The problem with Qubic is that a few players can (temporarily) disrupt the network. The tokenomics of Qubic allow it to attack temporarily but it will ultimately fail by that same tokenomics. With PoS, the problem is that a few players (the stakers) can disrupt the network. The requirements for staking (e.g. not turning off your machine for a set period of time, etc) encourage people to stake with a service so it encourages non-custody and centralization. And since PoS gives stakers more stake, their power to disrupt can only grow.
So you're trying to fix one set of disruptors by adding a second set of disruptors. Not exactly a solution, IMO.
Of course there's slashing. If it's purely algorithmic slashing, then it can be gamed and taken advantage of by either disruptor. If it's "trusted individuals" then you're just adding another set of disruptors to the mix. With so much complexity and potential for collusion, it's almost certain that failure will eventually result.
So what's possible? There are other consensus mechanisms that greatly reduce block reorderings like GhostDag (see Kaspa) that might be used to support the current PoW. Nano also has no transaction fees and seems to keep working. Instant validation of mutually agreed upon transactions also work if both parties are online at the same time (it doesn't work otherwise). If I give you cash, and you accept the cash and give me a receipt for that cash in real life, I don't need a third party to validate it so it would be wrong for a third party to not confirm it on the blockchain as finalized. You can even add the condition of having both parties have a copy of the receipt and both parties have to sign it. That extra condition is usually a part of the transaction of big ticket items like houses for extra security. True this approach wouldn't work if one party is offline, but since I estimate for over 90% of transactions both parties are online (since NFC cards aren't common but phones and computers are), this approach would all the blockchain to keep working even if there is an attack. The other supports are there for offline transactions.
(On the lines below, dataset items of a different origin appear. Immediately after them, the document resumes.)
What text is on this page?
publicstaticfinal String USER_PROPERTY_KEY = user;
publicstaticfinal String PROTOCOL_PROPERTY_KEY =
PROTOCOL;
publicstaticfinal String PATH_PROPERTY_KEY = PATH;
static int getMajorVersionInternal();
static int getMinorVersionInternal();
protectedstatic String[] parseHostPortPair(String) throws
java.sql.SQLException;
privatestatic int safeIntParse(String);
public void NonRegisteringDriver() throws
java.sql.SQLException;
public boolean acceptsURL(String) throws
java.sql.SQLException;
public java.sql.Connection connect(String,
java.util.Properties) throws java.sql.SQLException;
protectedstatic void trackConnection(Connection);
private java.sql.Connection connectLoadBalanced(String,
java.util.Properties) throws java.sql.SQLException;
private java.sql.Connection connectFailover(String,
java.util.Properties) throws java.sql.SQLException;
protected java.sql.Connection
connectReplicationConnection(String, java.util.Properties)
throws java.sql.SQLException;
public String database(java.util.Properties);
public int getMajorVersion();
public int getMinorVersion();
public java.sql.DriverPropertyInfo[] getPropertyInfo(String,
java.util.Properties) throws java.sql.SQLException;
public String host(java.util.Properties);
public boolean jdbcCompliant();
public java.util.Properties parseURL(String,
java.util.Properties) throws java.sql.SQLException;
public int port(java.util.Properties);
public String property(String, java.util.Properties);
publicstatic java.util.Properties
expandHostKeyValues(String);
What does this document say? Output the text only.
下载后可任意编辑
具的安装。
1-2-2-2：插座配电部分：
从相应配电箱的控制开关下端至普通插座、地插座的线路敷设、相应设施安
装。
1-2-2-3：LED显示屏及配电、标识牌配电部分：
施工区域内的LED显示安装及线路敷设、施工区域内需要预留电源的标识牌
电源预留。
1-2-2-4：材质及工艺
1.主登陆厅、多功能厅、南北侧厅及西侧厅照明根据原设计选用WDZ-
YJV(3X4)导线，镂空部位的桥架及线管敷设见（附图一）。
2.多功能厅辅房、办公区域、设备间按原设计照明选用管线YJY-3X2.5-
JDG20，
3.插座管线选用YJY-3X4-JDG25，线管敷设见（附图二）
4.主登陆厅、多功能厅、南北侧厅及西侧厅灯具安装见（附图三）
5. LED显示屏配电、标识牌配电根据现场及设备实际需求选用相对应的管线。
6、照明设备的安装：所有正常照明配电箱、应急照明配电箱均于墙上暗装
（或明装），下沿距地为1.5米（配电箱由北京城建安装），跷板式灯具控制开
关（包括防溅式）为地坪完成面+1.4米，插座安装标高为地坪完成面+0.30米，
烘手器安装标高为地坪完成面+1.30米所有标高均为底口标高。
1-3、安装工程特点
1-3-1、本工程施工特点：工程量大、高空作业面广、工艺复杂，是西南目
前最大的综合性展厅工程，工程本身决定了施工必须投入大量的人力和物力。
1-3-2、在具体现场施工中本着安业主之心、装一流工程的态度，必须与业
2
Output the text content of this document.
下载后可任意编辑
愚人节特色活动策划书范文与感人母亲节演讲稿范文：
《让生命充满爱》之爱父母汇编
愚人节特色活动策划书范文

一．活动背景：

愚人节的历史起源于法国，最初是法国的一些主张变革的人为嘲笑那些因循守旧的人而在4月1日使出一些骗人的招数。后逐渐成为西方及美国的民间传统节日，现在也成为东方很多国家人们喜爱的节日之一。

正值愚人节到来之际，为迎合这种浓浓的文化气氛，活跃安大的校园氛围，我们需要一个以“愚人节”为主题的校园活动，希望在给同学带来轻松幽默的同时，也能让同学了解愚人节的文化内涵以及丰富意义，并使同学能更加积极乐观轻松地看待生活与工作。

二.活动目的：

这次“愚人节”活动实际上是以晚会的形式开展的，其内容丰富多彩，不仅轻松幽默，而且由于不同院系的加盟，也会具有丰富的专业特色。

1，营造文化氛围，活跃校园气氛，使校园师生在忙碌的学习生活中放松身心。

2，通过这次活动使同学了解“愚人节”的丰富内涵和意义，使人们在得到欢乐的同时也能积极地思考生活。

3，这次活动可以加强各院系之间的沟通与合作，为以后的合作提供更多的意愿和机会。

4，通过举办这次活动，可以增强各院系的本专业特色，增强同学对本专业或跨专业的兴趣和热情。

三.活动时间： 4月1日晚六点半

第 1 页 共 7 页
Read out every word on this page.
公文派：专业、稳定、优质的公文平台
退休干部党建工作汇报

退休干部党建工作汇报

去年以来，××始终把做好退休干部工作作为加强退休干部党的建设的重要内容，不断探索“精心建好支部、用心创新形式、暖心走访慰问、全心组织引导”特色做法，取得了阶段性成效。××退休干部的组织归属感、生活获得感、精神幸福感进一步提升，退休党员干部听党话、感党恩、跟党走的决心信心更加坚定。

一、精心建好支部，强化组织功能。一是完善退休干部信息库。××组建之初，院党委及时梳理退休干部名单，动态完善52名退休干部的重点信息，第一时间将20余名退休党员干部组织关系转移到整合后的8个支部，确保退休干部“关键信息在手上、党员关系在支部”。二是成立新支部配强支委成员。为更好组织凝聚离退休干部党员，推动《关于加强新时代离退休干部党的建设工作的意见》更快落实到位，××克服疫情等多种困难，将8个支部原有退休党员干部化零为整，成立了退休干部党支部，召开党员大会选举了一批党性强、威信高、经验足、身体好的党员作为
It's true that some of the staking will be done on centralized services but that's no different to how mining pools centralized hashpower. I don't know GhostDag but I've heard that Nano is not really secured. Most blokchains that have experimented with DAGs at some points, have walk back to a more classical blockchain (Avalanche for instance). I'm not saying consensus based on DAGs data structure can't be an option but classical blokchain + PoS have been a lot more battle tested. DAGs are still a bit exotic as far as I understand.